Dimanche 20 juin 2021 par Ralph Gambihler

Berlin mon garçon

Un vol de choucas accueille Marina, une libraire de Chinon (Indre-et-Loire) à la recherche de son fils disparu à Berlin. Les cris stridents de ces oiseaux de malheur, la froide géométrie d'une ville autrefois si festoyante, la dégaine de Rüdiger, le loueur de chambre avec lequel elle va partager un appartement... Tout lui fait d'abord horreur, à Marina, y compris ce non-dit qui la tenaille, cette peur de ne pas avoir été la mère qu'il fallait, cette hantise d'avoir enfanté un être maléfique.

Le texte est sublime, sensuel, avec des tournures de conversations indirectes et une intensité poétique qui font songer à Marguerite Duras (forcément sublime, donc...), ou alors à l'une de ses héritières les plus inspirées, Marie Ndiaye, qui répond ici à une commande de Stanislas Nordey. Le point de départ obligé, c'était le mot "terrorisme". La romancière l'a raccordé à son univers riche en disparitions, culpabilités, et autres métaphores ornithologiques, comme il y a dix ans avec Les grandes personnes au Théâtre de la Colline, même si la tonalité maladroitement hitchcockienne du propos tombait à plat.

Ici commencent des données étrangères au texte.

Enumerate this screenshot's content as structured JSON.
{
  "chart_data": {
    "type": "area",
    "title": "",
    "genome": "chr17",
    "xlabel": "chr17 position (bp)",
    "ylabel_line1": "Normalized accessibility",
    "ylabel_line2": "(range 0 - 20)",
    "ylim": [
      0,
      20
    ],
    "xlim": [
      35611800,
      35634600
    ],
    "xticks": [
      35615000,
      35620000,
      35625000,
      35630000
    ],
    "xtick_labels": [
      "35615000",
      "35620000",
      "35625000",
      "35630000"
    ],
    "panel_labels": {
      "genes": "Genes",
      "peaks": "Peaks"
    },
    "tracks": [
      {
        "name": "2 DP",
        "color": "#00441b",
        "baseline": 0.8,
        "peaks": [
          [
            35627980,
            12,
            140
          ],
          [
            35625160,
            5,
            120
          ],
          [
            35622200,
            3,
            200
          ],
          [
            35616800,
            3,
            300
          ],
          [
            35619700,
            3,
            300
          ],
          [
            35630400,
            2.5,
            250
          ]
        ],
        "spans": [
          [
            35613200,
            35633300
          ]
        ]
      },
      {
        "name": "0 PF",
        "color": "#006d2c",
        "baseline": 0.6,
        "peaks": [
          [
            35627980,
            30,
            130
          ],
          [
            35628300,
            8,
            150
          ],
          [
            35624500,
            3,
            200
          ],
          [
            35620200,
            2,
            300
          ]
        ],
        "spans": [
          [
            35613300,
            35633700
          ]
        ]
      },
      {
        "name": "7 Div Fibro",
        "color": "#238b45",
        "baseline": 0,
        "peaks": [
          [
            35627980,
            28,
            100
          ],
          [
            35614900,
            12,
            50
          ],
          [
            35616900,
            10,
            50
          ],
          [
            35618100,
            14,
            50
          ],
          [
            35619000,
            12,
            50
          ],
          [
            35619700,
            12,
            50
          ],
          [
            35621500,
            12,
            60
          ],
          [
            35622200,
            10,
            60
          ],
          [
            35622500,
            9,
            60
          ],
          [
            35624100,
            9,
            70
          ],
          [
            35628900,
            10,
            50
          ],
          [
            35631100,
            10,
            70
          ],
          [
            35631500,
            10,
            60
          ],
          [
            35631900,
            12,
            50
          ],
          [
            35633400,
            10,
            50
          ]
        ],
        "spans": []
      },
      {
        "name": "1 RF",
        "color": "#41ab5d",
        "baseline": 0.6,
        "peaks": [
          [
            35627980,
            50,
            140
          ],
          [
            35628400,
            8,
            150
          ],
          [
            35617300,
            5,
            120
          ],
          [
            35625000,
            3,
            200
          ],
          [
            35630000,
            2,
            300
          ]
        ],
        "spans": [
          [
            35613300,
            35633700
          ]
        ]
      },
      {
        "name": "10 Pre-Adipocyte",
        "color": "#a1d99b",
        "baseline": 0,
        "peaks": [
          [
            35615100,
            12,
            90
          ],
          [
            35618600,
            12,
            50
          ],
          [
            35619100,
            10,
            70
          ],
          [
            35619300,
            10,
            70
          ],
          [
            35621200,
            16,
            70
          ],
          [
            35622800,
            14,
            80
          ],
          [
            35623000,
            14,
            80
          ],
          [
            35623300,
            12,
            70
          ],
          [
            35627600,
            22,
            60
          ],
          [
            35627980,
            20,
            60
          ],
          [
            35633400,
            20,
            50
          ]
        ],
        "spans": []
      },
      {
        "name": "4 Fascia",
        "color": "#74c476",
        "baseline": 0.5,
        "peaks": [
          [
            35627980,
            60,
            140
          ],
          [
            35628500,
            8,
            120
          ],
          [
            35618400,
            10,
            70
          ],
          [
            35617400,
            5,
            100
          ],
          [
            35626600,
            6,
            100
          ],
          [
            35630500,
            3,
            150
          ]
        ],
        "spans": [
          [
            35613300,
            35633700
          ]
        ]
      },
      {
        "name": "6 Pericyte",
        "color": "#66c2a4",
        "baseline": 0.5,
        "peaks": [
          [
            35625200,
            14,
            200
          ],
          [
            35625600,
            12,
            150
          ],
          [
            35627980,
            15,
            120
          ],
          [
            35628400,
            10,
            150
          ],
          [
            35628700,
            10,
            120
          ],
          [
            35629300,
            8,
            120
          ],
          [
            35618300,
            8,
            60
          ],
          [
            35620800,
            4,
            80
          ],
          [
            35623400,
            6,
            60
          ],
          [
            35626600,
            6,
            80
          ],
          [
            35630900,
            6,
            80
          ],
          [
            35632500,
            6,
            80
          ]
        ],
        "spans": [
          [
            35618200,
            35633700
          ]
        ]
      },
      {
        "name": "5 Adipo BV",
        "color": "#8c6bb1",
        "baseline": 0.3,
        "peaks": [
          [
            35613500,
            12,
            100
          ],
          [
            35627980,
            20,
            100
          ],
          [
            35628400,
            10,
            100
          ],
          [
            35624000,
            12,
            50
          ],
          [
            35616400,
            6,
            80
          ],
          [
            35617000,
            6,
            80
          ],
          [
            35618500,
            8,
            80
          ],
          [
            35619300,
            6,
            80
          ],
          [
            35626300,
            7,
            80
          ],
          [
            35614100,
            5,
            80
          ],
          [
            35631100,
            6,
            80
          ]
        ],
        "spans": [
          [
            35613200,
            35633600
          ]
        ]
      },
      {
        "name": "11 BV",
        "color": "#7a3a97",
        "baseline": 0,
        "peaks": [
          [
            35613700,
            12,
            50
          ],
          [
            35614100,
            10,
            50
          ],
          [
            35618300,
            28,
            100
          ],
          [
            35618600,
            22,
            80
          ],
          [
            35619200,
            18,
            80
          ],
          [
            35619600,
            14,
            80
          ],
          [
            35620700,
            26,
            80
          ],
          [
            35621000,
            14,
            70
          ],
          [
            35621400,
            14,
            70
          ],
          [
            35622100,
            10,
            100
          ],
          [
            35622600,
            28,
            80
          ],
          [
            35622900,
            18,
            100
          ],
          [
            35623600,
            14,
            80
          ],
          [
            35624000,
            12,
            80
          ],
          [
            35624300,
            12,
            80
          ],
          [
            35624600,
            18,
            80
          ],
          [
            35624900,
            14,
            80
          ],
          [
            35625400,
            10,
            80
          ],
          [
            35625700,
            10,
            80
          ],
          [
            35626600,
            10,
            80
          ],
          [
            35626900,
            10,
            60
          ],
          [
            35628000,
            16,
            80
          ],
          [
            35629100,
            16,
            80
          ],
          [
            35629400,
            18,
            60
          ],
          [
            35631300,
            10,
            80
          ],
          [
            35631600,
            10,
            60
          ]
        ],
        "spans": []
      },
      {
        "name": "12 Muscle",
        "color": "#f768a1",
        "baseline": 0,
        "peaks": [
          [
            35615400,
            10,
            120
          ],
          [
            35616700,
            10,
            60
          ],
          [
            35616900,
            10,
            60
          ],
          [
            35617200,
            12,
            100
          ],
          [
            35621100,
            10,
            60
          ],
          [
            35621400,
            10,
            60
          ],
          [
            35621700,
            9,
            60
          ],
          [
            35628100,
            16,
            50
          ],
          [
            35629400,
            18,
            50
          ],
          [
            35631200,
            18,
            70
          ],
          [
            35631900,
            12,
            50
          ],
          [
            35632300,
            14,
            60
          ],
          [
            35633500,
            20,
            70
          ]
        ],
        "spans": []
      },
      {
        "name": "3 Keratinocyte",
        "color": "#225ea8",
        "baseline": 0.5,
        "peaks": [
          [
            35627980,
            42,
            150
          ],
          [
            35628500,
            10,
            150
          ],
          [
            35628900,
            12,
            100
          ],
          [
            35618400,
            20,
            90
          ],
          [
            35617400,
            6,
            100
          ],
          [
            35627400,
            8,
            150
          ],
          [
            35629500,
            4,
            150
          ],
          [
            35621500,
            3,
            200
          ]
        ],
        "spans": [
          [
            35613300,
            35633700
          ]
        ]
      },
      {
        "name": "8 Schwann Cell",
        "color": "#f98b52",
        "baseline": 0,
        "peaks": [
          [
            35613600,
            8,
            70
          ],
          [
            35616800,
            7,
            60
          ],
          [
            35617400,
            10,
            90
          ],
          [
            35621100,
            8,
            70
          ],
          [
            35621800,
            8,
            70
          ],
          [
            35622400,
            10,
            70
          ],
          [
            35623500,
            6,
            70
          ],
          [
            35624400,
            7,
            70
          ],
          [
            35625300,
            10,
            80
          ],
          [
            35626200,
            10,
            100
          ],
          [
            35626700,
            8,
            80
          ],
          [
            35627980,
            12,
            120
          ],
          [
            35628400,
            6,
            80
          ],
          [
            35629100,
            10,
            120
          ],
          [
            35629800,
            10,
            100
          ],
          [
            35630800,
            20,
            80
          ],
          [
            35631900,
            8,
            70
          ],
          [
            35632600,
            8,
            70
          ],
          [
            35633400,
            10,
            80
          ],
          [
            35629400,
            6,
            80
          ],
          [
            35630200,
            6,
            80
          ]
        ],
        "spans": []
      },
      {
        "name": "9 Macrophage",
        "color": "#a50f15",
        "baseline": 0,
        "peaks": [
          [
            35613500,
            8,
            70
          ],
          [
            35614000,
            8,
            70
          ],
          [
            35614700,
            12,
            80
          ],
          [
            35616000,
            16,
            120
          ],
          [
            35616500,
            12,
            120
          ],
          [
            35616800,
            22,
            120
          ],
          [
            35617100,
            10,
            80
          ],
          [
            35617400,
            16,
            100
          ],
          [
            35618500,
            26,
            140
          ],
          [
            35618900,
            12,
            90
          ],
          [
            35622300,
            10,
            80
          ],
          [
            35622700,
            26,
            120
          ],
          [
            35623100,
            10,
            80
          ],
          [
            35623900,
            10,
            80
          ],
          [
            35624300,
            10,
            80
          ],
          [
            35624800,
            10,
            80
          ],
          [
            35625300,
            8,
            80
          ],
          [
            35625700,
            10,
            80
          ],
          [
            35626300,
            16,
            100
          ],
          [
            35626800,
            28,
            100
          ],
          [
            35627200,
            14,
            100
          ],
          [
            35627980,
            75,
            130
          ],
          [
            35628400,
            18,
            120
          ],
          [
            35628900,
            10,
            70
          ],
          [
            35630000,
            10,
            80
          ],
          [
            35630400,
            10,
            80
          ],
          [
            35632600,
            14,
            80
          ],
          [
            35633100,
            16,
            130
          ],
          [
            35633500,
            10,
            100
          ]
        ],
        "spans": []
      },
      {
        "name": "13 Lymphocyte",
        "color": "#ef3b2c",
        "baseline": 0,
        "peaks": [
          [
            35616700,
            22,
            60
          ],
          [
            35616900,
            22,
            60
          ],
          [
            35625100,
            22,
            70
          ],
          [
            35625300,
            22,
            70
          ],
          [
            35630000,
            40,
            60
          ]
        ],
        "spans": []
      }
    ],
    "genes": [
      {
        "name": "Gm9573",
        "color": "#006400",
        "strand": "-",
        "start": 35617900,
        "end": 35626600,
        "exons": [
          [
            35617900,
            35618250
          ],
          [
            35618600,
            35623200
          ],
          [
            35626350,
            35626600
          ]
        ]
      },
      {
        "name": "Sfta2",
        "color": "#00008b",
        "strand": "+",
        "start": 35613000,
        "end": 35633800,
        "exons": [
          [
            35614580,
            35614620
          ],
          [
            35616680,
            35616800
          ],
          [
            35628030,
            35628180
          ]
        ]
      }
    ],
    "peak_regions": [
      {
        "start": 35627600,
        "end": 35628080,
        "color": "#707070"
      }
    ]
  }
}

Un écueil largement évité sur la scène de l'Odéon, peut-être parce que le propos se veut moins abrupt. Quand par l'entremise de Rüdiger l'ex-petite amie du fils maudit provoque la mère en lâchant:  "Demandez-lui ce qu'il a vécu d'effroyable à Chinon pour transporter jusqu'à Berlin un coeur aussi haineux ", la question paraît presque trop simple. Nos bazars intimes, nos bifurcations soudaines, ne seraient-elles que le fruit d'une mauvaise éducation, comme semble aussi le penser la grand-mère du fils restée à Chinon au côté du père ?

Mise en scène épurée de Stanislas Nordey, aux antipodes de l'emphase qui nous a parfois éloignés de son travail. La scénographie, tout en noir et blanc, avec projetées en arrière-plan des photographies d'un Berlin réduit à l'état de no man's land, s'agrège sans hiatus à la prose au scalpel de Marie Ndiaye. La partie Chinon est moins aboutie, y compris au niveau de l'interprétation.

Le duo berlinois, en revanche, fonctionne à merveille. Combative mais désarmée dans son manteau jaune, Hélène Alexandridis porte sans pathos les tourments d'une mère qui finit par s'alléger de son fardeau de mère, et c'est un immense plaisir de retrouver à ses côtés le trop méconnu Claude Duparfait dans la peau glacée de ce Rüdiger qui voudrait tant briser la glace, justement... Une main sur l'épaule suffit dès lors à ce que peu à peu, les cris des choucas deviennent bien moins stridents.

Berlin mon garçon, Marie Ndiaye, mise en scène de Stanislas Nordey. Au Théâtre de l'Odéon, à Paris, jusqu'au 27 juin.